Tuesday, March 13, 2012

BRICs, Part II: Brazil

From the CIA World Fact Book:
Characterized by large and well-developed agricultural, mining, manufacturing, and service sectors, Brazil's economy outweighs that of all other South American countries, and Brazil is expanding its presence in world markets. Since 2003, Brazil has steadily improved its macroeconomic stability, building up foreign reserves, and reducing its debt profile by shifting its debt burden toward real denominated and domestically held instruments. In 2008, Brazil became a net external creditor and two ratings agencies awarded investment grade status to its debt. After record growth in 2007 and 2008, the onset of the global financial crisis hit Brazil in September 2008. Brazil experienced two quarters of recession, as global demand for Brazil's commodity-based exports dwindled and external credit dried up. However, Brazil was one of the first emerging markets to begin a recovery. In 2010 consumer and investor confidence revived and GDP growth reached 7.5%, the highest growth rate in the past 25 years. Brazil has since then experienced an economic slowdown, driven primarily by a faltering industrial sector and Brazil's fast-rising currency. Brazil's high interest rates make it an attractive destination for foreign investors. Large capital inflows over the past several years have contributed to the rapid appreciation of its currency and led the government to raise taxes on some foreign investments. President Dilma ROUSSEFF has pledged to retain the previous administration's commitment to inflation targeting by the central bank, a floating exchange rate, and fiscal restraint.

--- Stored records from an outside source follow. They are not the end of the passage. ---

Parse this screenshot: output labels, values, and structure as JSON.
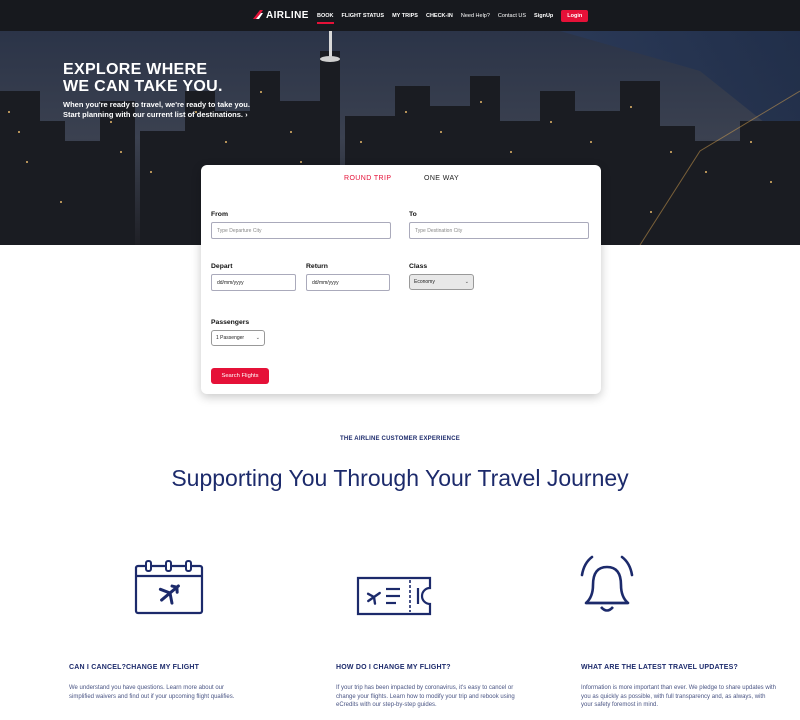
{
  "nav": {
    "logo": "AIRLINE",
    "links": [
      {
        "label": "BOOK",
        "active": true
      },
      {
        "label": "FLIGHT STATUS"
      },
      {
        "label": "MY TRIPS"
      },
      {
        "label": "CHECK-IN"
      },
      {
        "label": "Need Help?"
      },
      {
        "label": "Contact US"
      },
      {
        "label": "SignUp"
      }
    ],
    "login_label": "Login"
  },
  "hero": {
    "title_line1": "EXPLORE WHERE",
    "title_line2": "WE CAN TAKE YOU.",
    "subtitle": "When you're ready to travel, we're ready to take you. Start planning with our current list of destinations. ›"
  },
  "booking": {
    "tabs": {
      "round_trip": "ROUND TRIP",
      "one_way": "ONE WAY"
    },
    "from": {
      "label": "From",
      "placeholder": "Type Departure City"
    },
    "to": {
      "label": "To",
      "placeholder": "Type Destination City"
    },
    "depart": {
      "label": "Depart",
      "value": "dd/mm/yyyy"
    },
    "return": {
      "label": "Return",
      "value": "dd/mm/yyyy"
    },
    "class": {
      "label": "Class",
      "selected": "Economy"
    },
    "passengers": {
      "label": "Passengers",
      "selected": "1 Passenger"
    },
    "search_label": "Search Flights"
  },
  "experience": {
    "eyebrow": "THE AIRLINE CUSTOMER EXPERIENCE",
    "headline": "Supporting You Through Your Travel Journey",
    "features": [
      {
        "icon": "calendar-plane-icon",
        "title": "CAN I CANCEL?CHANGE MY FLIGHT",
        "text": "We understand you have questions. Learn more about our simplified waivers and find out if your upcoming flight qualifies."
      },
      {
        "icon": "ticket-icon",
        "title": "HOW DO I CHANGE MY FLIGHT?",
        "text": "If your trip has been impacted by coronavirus, it's easy to cancel or change your flights. Learn how to modify your trip and rebook using eCredits with our step-by-step guides."
      },
      {
        "icon": "bell-icon",
        "title": "WHAT ARE THE LATEST TRAVEL UPDATES?",
        "text": "Information is more important than ever. We pledge to share updates with you as quickly as possible, with full transparency and, as always, with your safety foremost in mind."
      }
    ]
  },
  "colors": {
    "accent": "#e51138",
    "navy": "#1c2a6b",
    "nav_bg": "#17191e"
  }
}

Here's how their economy breaks down:

agriculture: 20%
industry: 14%
services: 66% (2003 est.)

According to the same source, Brazil is the 24th largest exporter and the ninth largest oil exporter.  Their primary agricultural products are: coffee, soybeans, wheat, rice, corn, sugarcane, cocoa, citrus; beef.


The Brazilian economy was stagnant at the end of the 1990s and early 2000s.  However, starting in 2004, we see the country grow at incredibly strong rates, with the recession of 2010 being the only thing holding back the growth.  

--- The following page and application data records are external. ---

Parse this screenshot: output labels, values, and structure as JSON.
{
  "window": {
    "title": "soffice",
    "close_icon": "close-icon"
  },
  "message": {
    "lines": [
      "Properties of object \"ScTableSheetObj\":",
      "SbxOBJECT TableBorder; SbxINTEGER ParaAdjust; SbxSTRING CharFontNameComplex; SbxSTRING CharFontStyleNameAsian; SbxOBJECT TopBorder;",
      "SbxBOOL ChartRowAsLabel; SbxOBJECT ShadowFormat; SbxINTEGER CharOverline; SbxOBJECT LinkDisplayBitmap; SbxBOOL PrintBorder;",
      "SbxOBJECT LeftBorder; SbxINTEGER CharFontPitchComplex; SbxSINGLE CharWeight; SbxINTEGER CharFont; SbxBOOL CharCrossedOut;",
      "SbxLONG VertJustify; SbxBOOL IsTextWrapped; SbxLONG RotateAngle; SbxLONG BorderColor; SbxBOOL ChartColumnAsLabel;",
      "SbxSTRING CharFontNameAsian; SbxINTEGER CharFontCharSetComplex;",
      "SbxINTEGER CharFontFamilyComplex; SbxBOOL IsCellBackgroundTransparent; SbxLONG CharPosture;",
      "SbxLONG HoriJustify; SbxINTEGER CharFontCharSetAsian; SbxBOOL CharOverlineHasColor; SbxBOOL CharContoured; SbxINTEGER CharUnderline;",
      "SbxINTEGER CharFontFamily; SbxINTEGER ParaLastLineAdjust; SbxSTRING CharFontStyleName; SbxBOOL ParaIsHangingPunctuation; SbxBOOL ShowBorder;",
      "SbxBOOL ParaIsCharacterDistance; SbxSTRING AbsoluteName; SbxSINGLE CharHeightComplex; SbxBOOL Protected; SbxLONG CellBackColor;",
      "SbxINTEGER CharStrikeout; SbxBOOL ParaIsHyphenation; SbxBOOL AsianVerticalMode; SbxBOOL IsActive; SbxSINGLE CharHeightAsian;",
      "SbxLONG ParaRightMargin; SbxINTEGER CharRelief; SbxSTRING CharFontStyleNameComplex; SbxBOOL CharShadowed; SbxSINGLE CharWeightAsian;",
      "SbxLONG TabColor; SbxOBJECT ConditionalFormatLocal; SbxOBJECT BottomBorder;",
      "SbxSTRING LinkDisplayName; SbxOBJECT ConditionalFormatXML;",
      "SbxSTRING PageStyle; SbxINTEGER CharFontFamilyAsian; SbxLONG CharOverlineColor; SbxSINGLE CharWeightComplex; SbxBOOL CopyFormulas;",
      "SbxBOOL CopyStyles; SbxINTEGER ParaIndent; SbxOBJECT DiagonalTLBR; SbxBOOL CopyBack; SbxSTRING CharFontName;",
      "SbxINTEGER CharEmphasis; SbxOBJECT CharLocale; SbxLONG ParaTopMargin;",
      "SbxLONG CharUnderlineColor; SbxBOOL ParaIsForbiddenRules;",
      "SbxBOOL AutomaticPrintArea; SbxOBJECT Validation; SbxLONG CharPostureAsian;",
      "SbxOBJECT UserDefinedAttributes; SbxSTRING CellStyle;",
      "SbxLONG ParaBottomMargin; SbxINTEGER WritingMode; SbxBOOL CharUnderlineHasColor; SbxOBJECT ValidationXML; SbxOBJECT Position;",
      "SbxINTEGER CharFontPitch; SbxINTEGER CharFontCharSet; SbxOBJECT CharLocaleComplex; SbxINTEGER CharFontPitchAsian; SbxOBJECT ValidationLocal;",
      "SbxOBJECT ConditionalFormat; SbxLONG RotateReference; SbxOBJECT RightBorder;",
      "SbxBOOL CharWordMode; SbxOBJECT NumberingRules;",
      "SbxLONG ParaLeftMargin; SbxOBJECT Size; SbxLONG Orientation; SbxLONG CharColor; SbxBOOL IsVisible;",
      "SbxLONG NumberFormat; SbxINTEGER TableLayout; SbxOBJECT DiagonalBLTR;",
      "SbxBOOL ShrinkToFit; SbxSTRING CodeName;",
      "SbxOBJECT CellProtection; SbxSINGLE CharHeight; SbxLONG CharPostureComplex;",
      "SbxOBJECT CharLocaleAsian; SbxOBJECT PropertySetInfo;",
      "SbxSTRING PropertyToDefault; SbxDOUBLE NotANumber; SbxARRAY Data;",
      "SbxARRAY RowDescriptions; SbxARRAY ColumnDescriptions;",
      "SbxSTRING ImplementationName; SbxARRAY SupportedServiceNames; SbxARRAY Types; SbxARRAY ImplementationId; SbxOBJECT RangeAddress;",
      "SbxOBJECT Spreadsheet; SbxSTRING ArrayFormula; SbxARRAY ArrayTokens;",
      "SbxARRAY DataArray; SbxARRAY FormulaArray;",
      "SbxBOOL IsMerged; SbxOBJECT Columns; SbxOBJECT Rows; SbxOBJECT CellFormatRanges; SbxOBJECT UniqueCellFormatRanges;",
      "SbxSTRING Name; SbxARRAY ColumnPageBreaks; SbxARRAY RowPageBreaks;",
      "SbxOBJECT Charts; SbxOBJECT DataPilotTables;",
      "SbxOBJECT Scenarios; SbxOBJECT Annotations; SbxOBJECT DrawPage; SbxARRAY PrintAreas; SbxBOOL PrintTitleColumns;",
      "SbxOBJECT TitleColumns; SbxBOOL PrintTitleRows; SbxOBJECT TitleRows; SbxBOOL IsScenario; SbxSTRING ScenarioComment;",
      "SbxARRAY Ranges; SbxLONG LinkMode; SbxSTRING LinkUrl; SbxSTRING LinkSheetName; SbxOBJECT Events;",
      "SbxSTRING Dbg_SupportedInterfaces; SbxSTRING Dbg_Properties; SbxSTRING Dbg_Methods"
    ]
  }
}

While the economy came out of the recession printing very strong growth, notice that the rate of growth has been steadily decreasing for the last two years.  


Brazilian industrial production's YOY increase is now negative, indicating a clearly slowing economy.


Brazil's retail sales numbers are actually pretty good, indicating the Brazilian consumer is alive and well.




The above charts are obviously inter-related.  Brazilian inflation peaked at a little under 7.5% late last year, but has been coming down since then.  As a result, Brazil has been able to lower their benchmark interest rate -- which is very high by world standards.


Over the last few years, the unemployment rate has been dropping.

The inflation/interest rate charts are very important, because they show the big problem Brazil is facing right now: rising inflation has kept rates high which is having an obviously negative impact on the economy.